Comment by InitialPhase55
20 hours ago
Curious, how did you settle on Haiku/Sonnet? Because there are much cheaper models on OpenRouter that probably perform comparatively...
Consider Haiku 4.5: $1/M input tokens | $5/M output tokens vs MiniMax M2.7: $0.30/M input tokens | $1.20/M output tokens vs Kimi K2.5: $0.45/M input tokens | $2.20/M output tokens
I haven't tried so I can't say for sure, but from personal experience, I think M2.7 and K2.5 can match Haiku and probably exceed it on most tasks, for much cheaper.
Since they're opening it publicly on irc here, the safety rails might be a consideration. I've made an agent recently and that's why I'm paying a premium to Anthropic atm -- Though I'm still experimenting to see if it's really necessary.
It's getting some organic usage -- 100M input tokens for just chats this month -- and I've seen enough users try to throw Haiku against the wall and failing to trick it into misbehaving.
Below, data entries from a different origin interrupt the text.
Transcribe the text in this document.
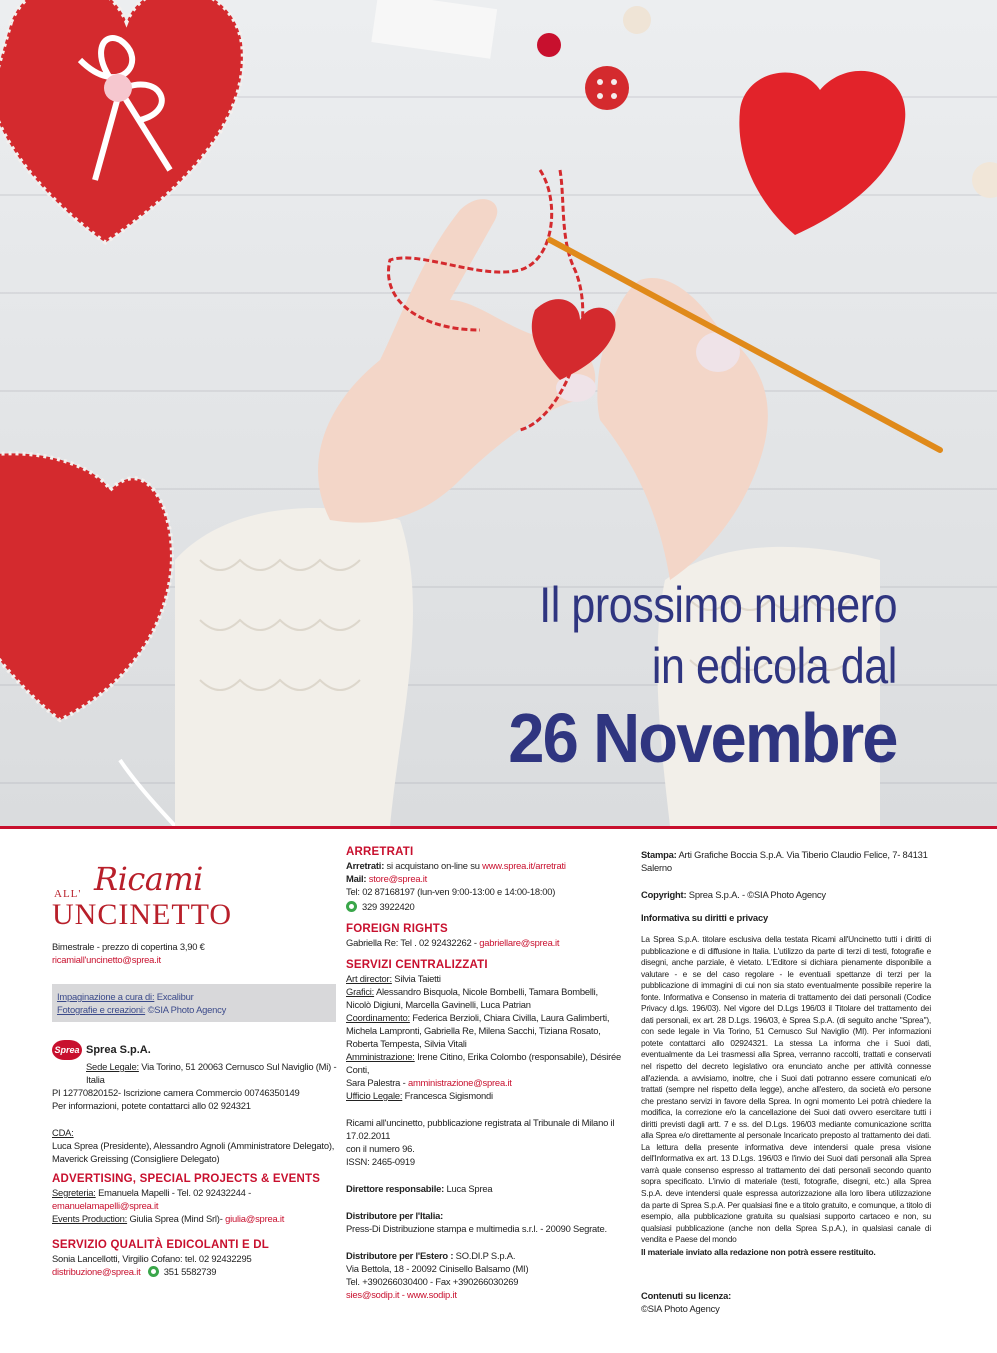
Il prossimo numero
in edicola dal
26 Novembre
Ricami
ALL'
UNCINETTO
Bimestrale - prezzo di copertina 3,90 €
ricamiall'uncinetto@sprea.it
Impaginazione a cura di: Excalibur
Fotografie e creazioni: ©SIA Photo Agency
Sprea Sprea S.p.A.
Sede Legale: Via Torino, 51 20063 Cernusco Sul Naviglio (Mi) - Italia
PI 12770820152- Iscrizione camera Commercio 00746350149
Per informazioni, potete contattarci allo 02 924321
CDA:
Luca Sprea (Presidente), Alessandro Agnoli (Amministratore Delegato),
Maverick Greissing (Consigliere Delegato)
ADVERTISING, SPECIAL PROJECTS & EVENTS
Segreteria: Emanuela Mapelli - Tel. 02 92432244 - emanuelamapelli@sprea.it
Events Production: Giulia Sprea (Mind Srl)- giulia@sprea.it
SERVIZIO QUALITÀ EDICOLANTI E DL
Sonia Lancellotti, Virgilio Cofano: tel. 02 92432295
distribuzione@sprea.it 351 5582739
ARRETRATI
Arretrati: si acquistano on-line su www.sprea.it/arretrati
Mail: store@sprea.it
Tel: 02 87168197 (lun-ven 9:00-13:00 e 14:00-18:00)
329 3922420
FOREIGN RIGHTS
Gabriella Re: Tel . 02 92432262 - gabriellare@sprea.it
SERVIZI CENTRALIZZATI
Art director: Silvia Taietti
Grafici: Alessandro Bisquola, Nicole Bombelli, Tamara Bombelli,
Nicolò Digiuni, Marcella Gavinelli, Luca Patrian
Coordinamento: Federica Berzioli, Chiara Civilla, Laura Galimberti,
Michela Lampronti, Gabriella Re, Milena Sacchi, Tiziana Rosato,
Roberta Tempesta, Silvia Vitali
Amministrazione: Irene Citino, Erika Colombo (responsabile), Désirée Conti,
Sara Palestra - amministrazione@sprea.it
Ufficio Legale: Francesca Sigismondi
Ricami all'uncinetto, pubblicazione registrata al Tribunale di Milano il 17.02.2011
con il numero 96.
ISSN: 2465-0919
Direttore responsabile: Luca Sprea
Distributore per l'Italia:
Press-Di Distribuzione stampa e multimedia s.r.l. - 20090 Segrate.
Distributore per l'Estero : SO.DI.P S.p.A.
Via Bettola, 18 - 20092 Cinisello Balsamo (MI)
Tel. +390266030400 - Fax +390266030269
sies@sodip.it - www.sodip.it
Stampa: Arti Grafiche Boccia S.p.A. Via Tiberio Claudio Felice, 7- 84131 Salerno
Copyright: Sprea S.p.A. - ©SIA Photo Agency
Informativa su diritti e privacy
La Sprea S.p.A. titolare esclusiva della testata Ricami all'Uncinetto tutti i diritti di pubblicazione e di diffusione in Italia. L'utilizzo da parte di terzi di testi, fotografie e disegni, anche parziale, è vietato. L'Editore si dichiara pienamente disponibile a valutare - e se del caso regolare - le eventuali spettanze di terzi per la pubblicazione di immagini di cui non sia stato eventualmente possibile reperire la fonte. Informativa e Consenso in materia di trattamento dei dati personali (Codice Privacy d.lgs. 196/03). Nel vigore del D.Lgs 196/03 il Titolare del trattamento dei dati personali, ex art. 28 D.Lgs. 196/03, è Sprea S.p.A. (di seguito anche "Sprea"), con sede legale in Via Torino, 51 Cernusco Sul Naviglio (MI). Per informazioni potete contattarci allo 02924321. La stessa La informa che i Suoi dati, eventualmente da Lei trasmessi alla Sprea, verranno raccolti, trattati e conservati nel rispetto del decreto legislativo ora enunciato anche per attività connesse all'azienda. a avvisiamo, inoltre, che i Suoi dati potranno essere comunicati e/o trattati (sempre nel rispetto della legge), anche all'estero, da società e/o persone che prestano servizi in favore della Sprea. In ogni momento Lei potrà chiedere la modifica, la correzione e/o la cancellazione dei Suoi dati ovvero esercitare tutti i diritti previsti dagli artt. 7 e ss. del D.Lgs. 196/03 mediante comunicazione scritta alla Sprea e/o direttamente al personale Incaricato preposto al trattamento dei dati. La lettura della presente informativa deve intendersi quale presa visione dell'Informativa ex art. 13 D.Lgs. 196/03 e l'invio dei Suoi dati personali alla Sprea varrà quale consenso espresso al trattamento dei dati personali secondo quanto sopra specificato. L'invio di materiale (testi, fotografie, disegni, etc.) alla Sprea S.p.A. deve intendersi quale espressa autorizzazione alla loro libera utilizzazione da parte di Sprea S.p.A. Per qualsiasi fine e a titolo gratuito, e comunque, a titolo di esempio, alla pubblicazione gratuita su qualsiasi supporto cartaceo e non, su qualsiasi pubblicazione (anche non della Sprea S.p.A.), in qualsiasi canale di vendita e Paese del mondo
Il materiale inviato alla redazione non potrà essere restituito.
Contenuti su licenza:
©SIA Photo Agency
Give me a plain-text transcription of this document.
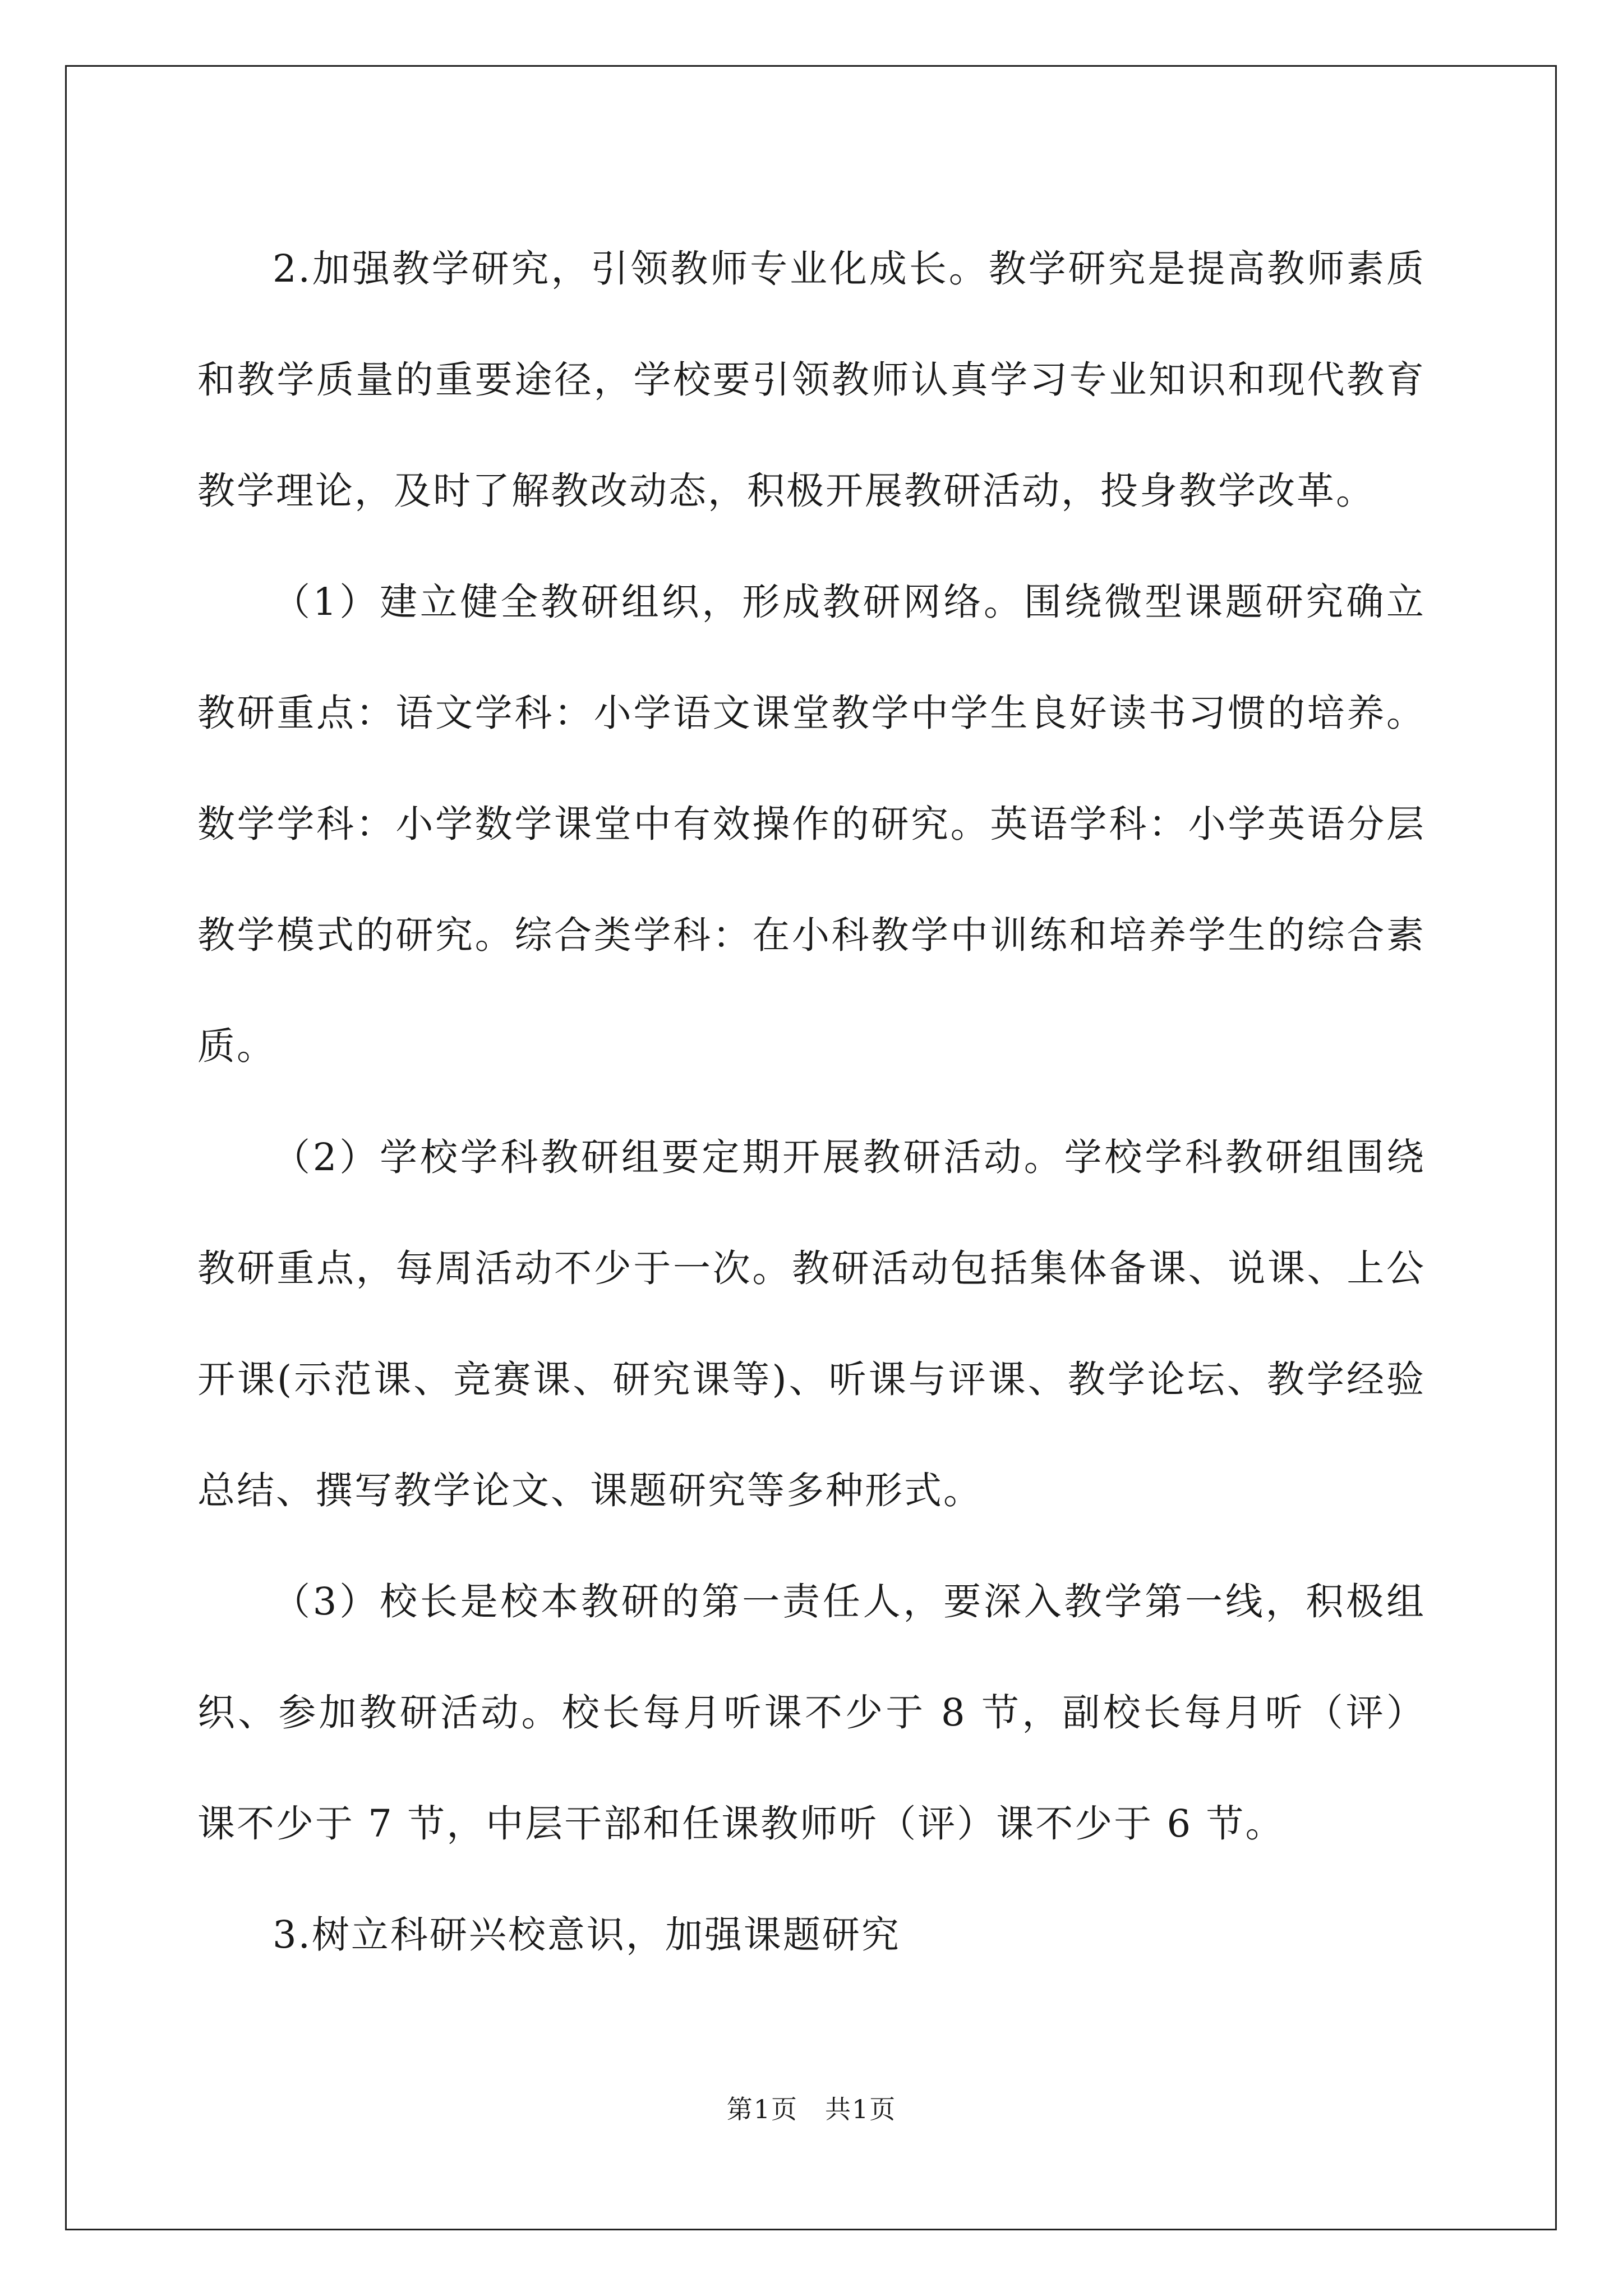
2.加强教学研究，引领教师专业化成长。教学研究是提高教师素质和教学质量的重要途径，学校要引领教师认真学习专业知识和现代教育教学理论，及时了解教改动态，积极开展教研活动，投身教学改革。

（1）建立健全教研组织，形成教研网络。围绕微型课题研究确立教研重点：语文学科：小学语文课堂教学中学生良好读书习惯的培养。数学学科：小学数学课堂中有效操作的研究。英语学科：小学英语分层教学模式的研究。综合类学科：在小科教学中训练和培养学生的综合素质。

（2）学校学科教研组要定期开展教研活动。学校学科教研组围绕教研重点，每周活动不少于一次。教研活动包括集体备课、说课、上公开课(示范课、竞赛课、研究课等)、听课与评课、教学论坛、教学经验总结、撰写教学论文、课题研究等多种形式。

（3）校长是校本教研的第一责任人，要深入教学第一线，积极组织、参加教研活动。校长每月听课不少于 8 节，副校长每月听（评）课不少于 7 节，中层干部和任课教师听（评）课不少于 6 节。

3.树立科研兴校意识，加强课题研究

第1页　共1页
It "pumps the breaks" a lot and imitates annoyance when you ask it repeatedly :) Handles emotionally driven real-life questions mid-conversation well. It just works.
Not seeing all that consistently with other models I've tried so far -- but I've assumed it's not a completely fair comparison with (e.g.) open weights, since these safety rails are presumably not always arising from the natural model calls.
Good point! Didn't consider that aspect, agree.
Xiaomi Mimo v2-Flash is fantastic.
I have a relatively hard personal agentic benchmark, and Mimo v2-Flash scores 8% higher in 109 seconds for $0.003 (0.3 cents!) vs Haiku which took 262 seconds for $0.24 (24 cents)
Gemini 3.1 Flash Lite Preview (yes that is its name) is also a solid choice.
The gemini models are fantastic for price but the naming scheme is ridiculous, I have to triple check it every time.
MiniMax M2.7 is actually pretty solid. I’ve been using it for coding lately and it handles most tasks just fine, but Opus 4.6 is still on another level.
MiniMax's Token Plan is even less expensive and agent usage is explicitly allowed.
just use gemini flash3, it's better than haiku
unless gp really cares about lower hallucination rates
https://artificialanalysis.ai/?omniscience=omniscience-hallu...
or better yet 3.1 Flash-Lite at $0.25/1M input
Because this is probably paid marketing by Anthropic?